A caveat here. There is a type of CFG religion that sees such relationships with those outside the faith as a means to an end. We befriend people in order to convert them. There are even books and programs described as how to do "Friendship Evangelism." This is pernicious and mercenary! Rightly, do those who unmask such motivation in Christians despise them for it. We are to love our neighbor as ourselves, not to use them or to manipulate them, but for themselves alone.
In the freedom of the Gospel, let us engage in other acts of mercy and help. Let us be rich in good works. Let us be generous. Let us act kindly and compassionately. Let us seek justice and right in our dealings with others. Where possible, let us intervene to prevent and alleviate suffering and unfairness.
In all this, let us live in an environment of prayer. Let us live in praise, for the new day, for the glories of creation, for the blessings of work, play, and friendship. Let us pray for others in their needs, weaknesses, and sins. Let us pray for ourselves in the face of the same things. Let us live in prayer. He who lives in prayer, lives in God. He has bid us come, he has dissolved every impediment to our coming, he loves our fellowship, he delights to engage with us and to answer our prayers.
Let us, in this freedom, live in wonder. "Every day is a god," Annie Dilliard reminds us. And for us who believe, every day is a wonder and a wondrous gift from the God who made it all, directs it all, and will one day redeem it all and bring it into a glory unimaginable to us now. To live in such a "theater of glory" (Calvin) and not be full of wonder is tantamount to being blind, deaf, and utterly senseless. It is one the tragedies of CFG religion that it is so self-absorbed that it cannot appreciate the dappled light upon a trout stream or the chuckle of a six-week old infant who has just discovered laughter. Shame.
Let, us, finally, live in hope. Let us live in hope of the next Lord's Day when we will again experience heaven on earth in covenant renewal. And let us live in hope of the final, great Lord's Day that will usher in an eternal state of rest and peace, unknown and unknowable to us now. In that state, sins will be forever expunged, hopes fulfilled, injustices and violations rectified, "for God himself will wipe away all tears from their eyes."
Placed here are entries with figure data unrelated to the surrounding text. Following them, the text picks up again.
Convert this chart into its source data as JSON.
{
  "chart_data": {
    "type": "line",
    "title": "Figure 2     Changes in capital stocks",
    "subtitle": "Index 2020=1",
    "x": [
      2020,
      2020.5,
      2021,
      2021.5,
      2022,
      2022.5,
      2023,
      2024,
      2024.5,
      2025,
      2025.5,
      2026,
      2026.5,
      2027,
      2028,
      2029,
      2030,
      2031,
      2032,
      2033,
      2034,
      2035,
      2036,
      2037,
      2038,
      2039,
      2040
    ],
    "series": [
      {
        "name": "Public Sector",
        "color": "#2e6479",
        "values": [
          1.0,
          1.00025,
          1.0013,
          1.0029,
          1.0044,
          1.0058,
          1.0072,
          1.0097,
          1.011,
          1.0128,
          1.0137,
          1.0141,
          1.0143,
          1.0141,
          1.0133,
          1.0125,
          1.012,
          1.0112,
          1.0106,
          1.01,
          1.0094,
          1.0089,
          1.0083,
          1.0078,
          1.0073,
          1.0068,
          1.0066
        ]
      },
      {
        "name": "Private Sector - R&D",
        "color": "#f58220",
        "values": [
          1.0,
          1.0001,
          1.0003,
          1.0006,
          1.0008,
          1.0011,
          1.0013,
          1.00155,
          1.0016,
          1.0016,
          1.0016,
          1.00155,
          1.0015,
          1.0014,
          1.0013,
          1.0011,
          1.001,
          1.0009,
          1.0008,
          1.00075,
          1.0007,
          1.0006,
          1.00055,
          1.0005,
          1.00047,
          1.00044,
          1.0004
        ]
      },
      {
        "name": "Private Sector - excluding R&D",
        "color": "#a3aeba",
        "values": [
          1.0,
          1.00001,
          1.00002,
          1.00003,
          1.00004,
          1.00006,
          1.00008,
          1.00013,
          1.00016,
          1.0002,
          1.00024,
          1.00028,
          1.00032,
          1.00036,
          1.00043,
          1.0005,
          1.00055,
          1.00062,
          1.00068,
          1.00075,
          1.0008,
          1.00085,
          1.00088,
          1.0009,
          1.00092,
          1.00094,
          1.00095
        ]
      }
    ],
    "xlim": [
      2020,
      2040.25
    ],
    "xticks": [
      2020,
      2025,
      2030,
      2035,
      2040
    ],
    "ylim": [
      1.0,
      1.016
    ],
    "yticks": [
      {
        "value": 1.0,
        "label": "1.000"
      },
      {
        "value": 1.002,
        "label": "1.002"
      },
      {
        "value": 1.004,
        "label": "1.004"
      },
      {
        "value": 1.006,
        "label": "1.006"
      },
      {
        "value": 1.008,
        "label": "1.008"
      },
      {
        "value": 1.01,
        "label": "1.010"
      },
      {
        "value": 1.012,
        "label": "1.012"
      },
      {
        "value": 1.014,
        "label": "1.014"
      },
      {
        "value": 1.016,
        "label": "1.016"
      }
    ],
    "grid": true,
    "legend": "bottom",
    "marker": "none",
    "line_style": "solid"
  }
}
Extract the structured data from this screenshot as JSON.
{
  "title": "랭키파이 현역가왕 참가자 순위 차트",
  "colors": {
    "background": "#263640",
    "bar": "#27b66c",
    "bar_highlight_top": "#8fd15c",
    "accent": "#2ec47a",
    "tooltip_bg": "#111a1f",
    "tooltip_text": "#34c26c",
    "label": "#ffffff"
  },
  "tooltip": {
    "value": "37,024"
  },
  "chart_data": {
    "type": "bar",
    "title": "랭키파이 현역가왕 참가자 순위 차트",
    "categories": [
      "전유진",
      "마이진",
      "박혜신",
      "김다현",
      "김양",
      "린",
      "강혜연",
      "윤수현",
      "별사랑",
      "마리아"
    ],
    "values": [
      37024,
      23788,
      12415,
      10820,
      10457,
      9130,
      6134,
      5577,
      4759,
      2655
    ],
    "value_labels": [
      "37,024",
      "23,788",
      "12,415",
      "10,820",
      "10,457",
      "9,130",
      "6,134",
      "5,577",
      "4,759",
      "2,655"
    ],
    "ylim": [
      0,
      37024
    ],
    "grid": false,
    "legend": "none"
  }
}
Then we shall be where we would be.
Then we shall be what we should be.
Things that are not now, nor could be,
Then shall be our own.
This, too me, is the ideal life. It is life that is alive and that lives! It is the categorical opposite of the craziness I have earlier critiqued. It is a reality to me, in that I have experienced it. It is an aspiration to me, in that I never, alas, experience it perfectly. It is a worthy life and a worthy aspiration. Won't you join me in living it and breathing out after it?